Context: I have been able to prove that the statement below is true (none rigoriously) :
Now I want to find a way to calculate the area of the region bounded by the graph if for all $y$, $x$ only has two or fewer real solutions to $P(x,y)=1$ and for all $x$, $y$ only has two or fewer real solutions to $P(x,y)=1$ or at least knowing how to estimate it. The approach I choose to estimate the bounded region is to find the greatest distance from the origin of a point on the curve $P(x,y)=1$ can be to calculate an area of a circle with that radius.

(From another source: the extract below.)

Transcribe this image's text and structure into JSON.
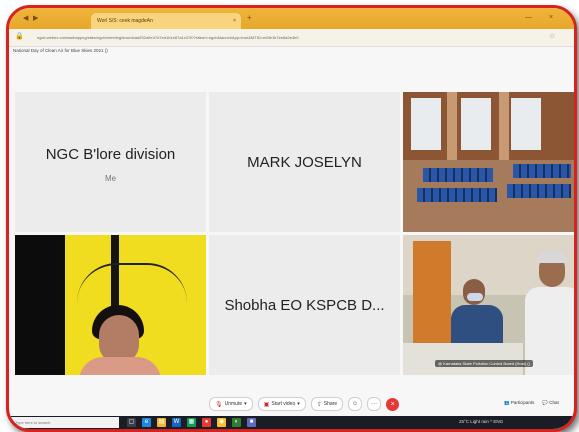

This would serve as the upper bound, doing the same with the shortest distance we can get a lower bound. I tried the simplest case possible, an ellipse."
Question: What is the greatest and shortest distance from the origin to a point on the ellipse?
Follow up question: Is there also a method that generalizes to finding the greatest and shortest distance from the origin to $x^{2n}+j_{n-1}x^{2(n-1)}+$ ... $j_{1}x^2$+ $y^{2n}+k_{n-1}y^{2(n-1)}+$ ... $k_{1}y^2$ = 1?
Well if your ellipse is defined by $$ {x^2\over a^2}+{y^2\over b^2}=1 $$ then the shortest distance is $\min(a,b)$ and the longest distance is $\max(a,b)$.
You can use Lagrange multipliers to find the minimum or maximum of $x^2+y^2$ given that restriction.
For example for the ellipse define $g(x,y)=x^2/a^2+y^2/b^2-1=0$ and $f(x,y)=x^2+y^2$ then we want $\lambda\;\text{grad} g=\text{grad} f$ which gives us $$ \lambda 2x/a^2 = 2x\\ \lambda 2y/b^2 = 2y\\ $$ In the above case either the solutions are $x=0$, $y=0$ or $\lambda/a^2=1$ and $\lambda/b^2=1$, which isn't possible unless $a=b$, so the solutions are at $x=0$ or $y=0$, and you have to explicitly check which is maximum or minimum.